Davutoğlu: Gece Gündüz çalışmak zorundayız!

Başbakan Ahmet Davutoğlu, partisinin düzenlediği iftar yemeğinde yaptığı konuşmada, "Ben onların misafiri olduğum her anda siyasi nezaket, siyasi basiret ve feraset duyguları içinde götüreceğimiz bütün teklifleri, düşüncelerimizi, kanaatlerimizi açık yüreklilikle ve bütün diğer vatandaşlarıyla eşit haklara sahip, bu ülkeye en derinden aidiyet hisseden bir kardeşiniz olarak bunları konuşacağız" ifadelerini kullandı.

Davutoğlu: Gece Gündüz çalışmak zorundayız!

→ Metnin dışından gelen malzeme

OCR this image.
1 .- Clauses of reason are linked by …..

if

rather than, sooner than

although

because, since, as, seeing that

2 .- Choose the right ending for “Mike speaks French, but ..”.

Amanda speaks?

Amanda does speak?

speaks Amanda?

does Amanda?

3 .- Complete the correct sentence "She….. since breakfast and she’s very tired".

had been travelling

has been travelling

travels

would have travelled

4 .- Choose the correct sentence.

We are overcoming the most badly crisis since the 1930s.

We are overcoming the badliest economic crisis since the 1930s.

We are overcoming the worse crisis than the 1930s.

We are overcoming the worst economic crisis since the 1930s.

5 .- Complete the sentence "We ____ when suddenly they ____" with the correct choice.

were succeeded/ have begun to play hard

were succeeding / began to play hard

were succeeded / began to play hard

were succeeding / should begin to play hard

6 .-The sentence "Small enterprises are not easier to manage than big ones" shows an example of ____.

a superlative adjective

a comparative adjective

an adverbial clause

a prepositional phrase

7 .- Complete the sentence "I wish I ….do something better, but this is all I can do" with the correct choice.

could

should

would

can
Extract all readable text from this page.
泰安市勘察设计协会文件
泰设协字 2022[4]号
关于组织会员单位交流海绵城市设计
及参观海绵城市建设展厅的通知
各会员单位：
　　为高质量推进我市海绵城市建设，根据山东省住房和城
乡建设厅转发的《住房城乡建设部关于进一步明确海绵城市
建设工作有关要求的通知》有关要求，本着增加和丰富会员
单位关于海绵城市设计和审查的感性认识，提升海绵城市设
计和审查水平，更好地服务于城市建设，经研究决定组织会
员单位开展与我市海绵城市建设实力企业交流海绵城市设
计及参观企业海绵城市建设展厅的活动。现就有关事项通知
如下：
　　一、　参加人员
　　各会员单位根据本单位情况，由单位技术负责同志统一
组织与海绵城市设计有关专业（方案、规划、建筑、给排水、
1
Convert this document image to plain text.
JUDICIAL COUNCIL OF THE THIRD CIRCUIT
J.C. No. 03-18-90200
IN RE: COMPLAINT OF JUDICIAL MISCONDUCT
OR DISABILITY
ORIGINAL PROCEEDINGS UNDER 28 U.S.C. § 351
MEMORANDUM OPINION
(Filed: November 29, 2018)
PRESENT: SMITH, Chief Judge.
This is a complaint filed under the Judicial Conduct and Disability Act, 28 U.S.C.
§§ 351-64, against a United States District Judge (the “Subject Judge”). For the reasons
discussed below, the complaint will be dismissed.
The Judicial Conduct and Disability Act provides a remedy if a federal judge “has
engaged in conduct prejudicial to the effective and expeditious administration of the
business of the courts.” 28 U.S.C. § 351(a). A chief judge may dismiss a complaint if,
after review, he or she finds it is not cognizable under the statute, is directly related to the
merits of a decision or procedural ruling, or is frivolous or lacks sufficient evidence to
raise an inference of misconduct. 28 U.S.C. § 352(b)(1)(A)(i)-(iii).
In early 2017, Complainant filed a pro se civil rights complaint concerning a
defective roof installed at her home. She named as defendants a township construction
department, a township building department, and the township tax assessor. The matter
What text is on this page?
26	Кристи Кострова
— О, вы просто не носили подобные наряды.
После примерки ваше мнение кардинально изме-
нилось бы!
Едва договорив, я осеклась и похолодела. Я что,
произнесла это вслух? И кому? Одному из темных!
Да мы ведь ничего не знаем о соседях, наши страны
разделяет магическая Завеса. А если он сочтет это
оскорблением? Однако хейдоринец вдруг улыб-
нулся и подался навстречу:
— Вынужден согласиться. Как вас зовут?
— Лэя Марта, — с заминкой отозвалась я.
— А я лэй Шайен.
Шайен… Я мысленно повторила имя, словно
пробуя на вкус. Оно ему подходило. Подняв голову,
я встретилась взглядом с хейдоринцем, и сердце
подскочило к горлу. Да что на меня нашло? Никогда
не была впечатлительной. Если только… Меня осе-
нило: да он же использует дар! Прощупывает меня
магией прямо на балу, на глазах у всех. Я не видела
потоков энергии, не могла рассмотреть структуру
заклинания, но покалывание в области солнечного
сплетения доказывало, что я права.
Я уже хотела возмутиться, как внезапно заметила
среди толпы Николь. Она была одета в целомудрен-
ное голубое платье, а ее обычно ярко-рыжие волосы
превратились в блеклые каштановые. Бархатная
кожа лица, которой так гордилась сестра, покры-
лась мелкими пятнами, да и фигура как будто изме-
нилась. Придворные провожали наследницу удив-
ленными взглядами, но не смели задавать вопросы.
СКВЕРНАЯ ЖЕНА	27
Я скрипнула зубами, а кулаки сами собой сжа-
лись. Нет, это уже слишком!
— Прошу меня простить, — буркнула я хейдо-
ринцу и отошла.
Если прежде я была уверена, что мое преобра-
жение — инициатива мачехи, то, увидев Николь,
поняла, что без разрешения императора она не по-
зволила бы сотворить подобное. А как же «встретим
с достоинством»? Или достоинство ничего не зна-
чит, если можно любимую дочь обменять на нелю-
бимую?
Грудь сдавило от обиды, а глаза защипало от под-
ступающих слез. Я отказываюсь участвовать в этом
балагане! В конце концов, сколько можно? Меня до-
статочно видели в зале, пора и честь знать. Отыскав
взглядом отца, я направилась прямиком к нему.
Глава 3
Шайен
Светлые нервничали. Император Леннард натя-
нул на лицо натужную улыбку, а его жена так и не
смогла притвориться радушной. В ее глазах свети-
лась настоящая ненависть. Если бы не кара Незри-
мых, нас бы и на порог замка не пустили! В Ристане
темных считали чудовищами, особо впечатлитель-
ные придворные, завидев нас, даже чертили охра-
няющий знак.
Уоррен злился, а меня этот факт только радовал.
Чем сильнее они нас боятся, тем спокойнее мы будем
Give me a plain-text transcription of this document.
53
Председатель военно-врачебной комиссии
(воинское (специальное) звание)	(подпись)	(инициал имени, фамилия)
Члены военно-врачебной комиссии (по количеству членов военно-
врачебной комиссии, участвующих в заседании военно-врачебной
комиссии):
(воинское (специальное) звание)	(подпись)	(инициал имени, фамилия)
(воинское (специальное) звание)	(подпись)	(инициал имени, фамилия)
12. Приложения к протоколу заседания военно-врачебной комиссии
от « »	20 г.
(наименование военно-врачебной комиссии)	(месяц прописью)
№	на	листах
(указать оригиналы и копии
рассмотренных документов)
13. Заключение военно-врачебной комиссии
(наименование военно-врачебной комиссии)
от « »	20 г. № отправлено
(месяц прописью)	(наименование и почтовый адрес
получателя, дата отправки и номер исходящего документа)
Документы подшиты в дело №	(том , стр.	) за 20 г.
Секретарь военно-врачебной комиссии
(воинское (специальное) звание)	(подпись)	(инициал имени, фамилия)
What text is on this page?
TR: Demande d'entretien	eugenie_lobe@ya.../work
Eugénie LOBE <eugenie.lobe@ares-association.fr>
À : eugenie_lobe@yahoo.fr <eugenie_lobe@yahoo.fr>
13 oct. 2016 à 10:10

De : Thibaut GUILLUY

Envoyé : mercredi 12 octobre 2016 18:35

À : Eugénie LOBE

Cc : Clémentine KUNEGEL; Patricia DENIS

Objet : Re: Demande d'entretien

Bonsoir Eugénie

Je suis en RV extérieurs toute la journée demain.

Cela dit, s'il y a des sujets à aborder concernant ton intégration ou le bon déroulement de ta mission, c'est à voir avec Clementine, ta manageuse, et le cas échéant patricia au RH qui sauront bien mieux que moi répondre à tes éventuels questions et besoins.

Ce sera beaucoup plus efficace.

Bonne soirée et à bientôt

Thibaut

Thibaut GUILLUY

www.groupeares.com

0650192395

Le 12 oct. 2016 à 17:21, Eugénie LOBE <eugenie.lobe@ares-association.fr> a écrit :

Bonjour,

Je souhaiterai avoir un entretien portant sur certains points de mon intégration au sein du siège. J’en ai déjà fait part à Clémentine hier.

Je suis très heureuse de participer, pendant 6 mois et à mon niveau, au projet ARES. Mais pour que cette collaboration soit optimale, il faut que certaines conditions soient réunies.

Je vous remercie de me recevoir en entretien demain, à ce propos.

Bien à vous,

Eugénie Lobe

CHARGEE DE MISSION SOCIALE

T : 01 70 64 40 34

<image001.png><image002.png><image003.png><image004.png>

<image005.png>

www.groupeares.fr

"İntikam hisleriyle yoğrulan, intikam hisleriyle yeni katliamlara yönelenlere karşı Türkiye her zamankinden daha fazla güçlü olmak zorundadır" diyen Davutoğlu, "Türkiye her zamankinden daha onurlu başı daha dik olmak zorundadır. Etrafımızda tarihin hesabını görmek isteyenlere karşı hiçbir zaman başımızın eğilmemesi için hiçbir zaman gelecek nesillere herhangi bir zilleti bırakmamak için gece gündüz çalışmak zorundayız" şeklinde konuştu.

"Gün gerilimleri yok etme günüdür"

Başbakan Davutoğlu, "Gün farklılıkları derinleştirme günü değil, gün gerilimleri azaltma, farklılıkları asgariye indirme, mümkünse yok etme günüdür. Farklılıkları sadece özgürlük alanlarının yansıdığı güzel bir çeşitlilik, güzel bir zenginlik olarak görmek gereken günlerdeyiz. Hepimizin bu ağır sorumluluğu var" dedi.

"Ön şartımız yok"

"Hiçbir ön yargı ve ön kabulümüz yok. Hiçbir ön şartımız da yok" diyen Başbakan Davutoğlu, konuşmasını şöyle sürdürdü:

"Hükümet etmenin gerektirdiği bütün ana unsurları, muhtevi konuları görüşmeye hazırız. Sadece hükümetle ilgili olmayan hususları bütün bu tartışmaların dışında tutmak gerektiğini düşünüyoruz, başta Cumhurbaşkanlığı makamı olmak üzere. Bu tür tartışmaların ötesinde, iyi niyetle masaya oturacağız. İnşallah hayırlı bir netice hasıl olur."

Başbakan Davutoğlu, "Suriye'de böyle bir iftarda 5 sene önce devlet adamları, iş adamları, aydınlar omuz omuza verebilmiş olsalardı, insanlık onuruna yakışan bir tavır sergilemiş olsalardı, bugün Şam ve Halep yanıyor olmazdı. Eğer Irak'ta bundan 15 yıl önce, tam da Irak savaşı sonrasında, Sünni'si, Şii'si, Arap'ı, Türkmen'i, Kürt'ü el ele verebilmiş olsalardı, bugün DEAŞ diye bir terör örgütü oralarda at koşturuyor olmaz ya da Şii bazı akımlar Sünni-Şii çatışmasını körüklemiş olmayabilirlerdi" dedi.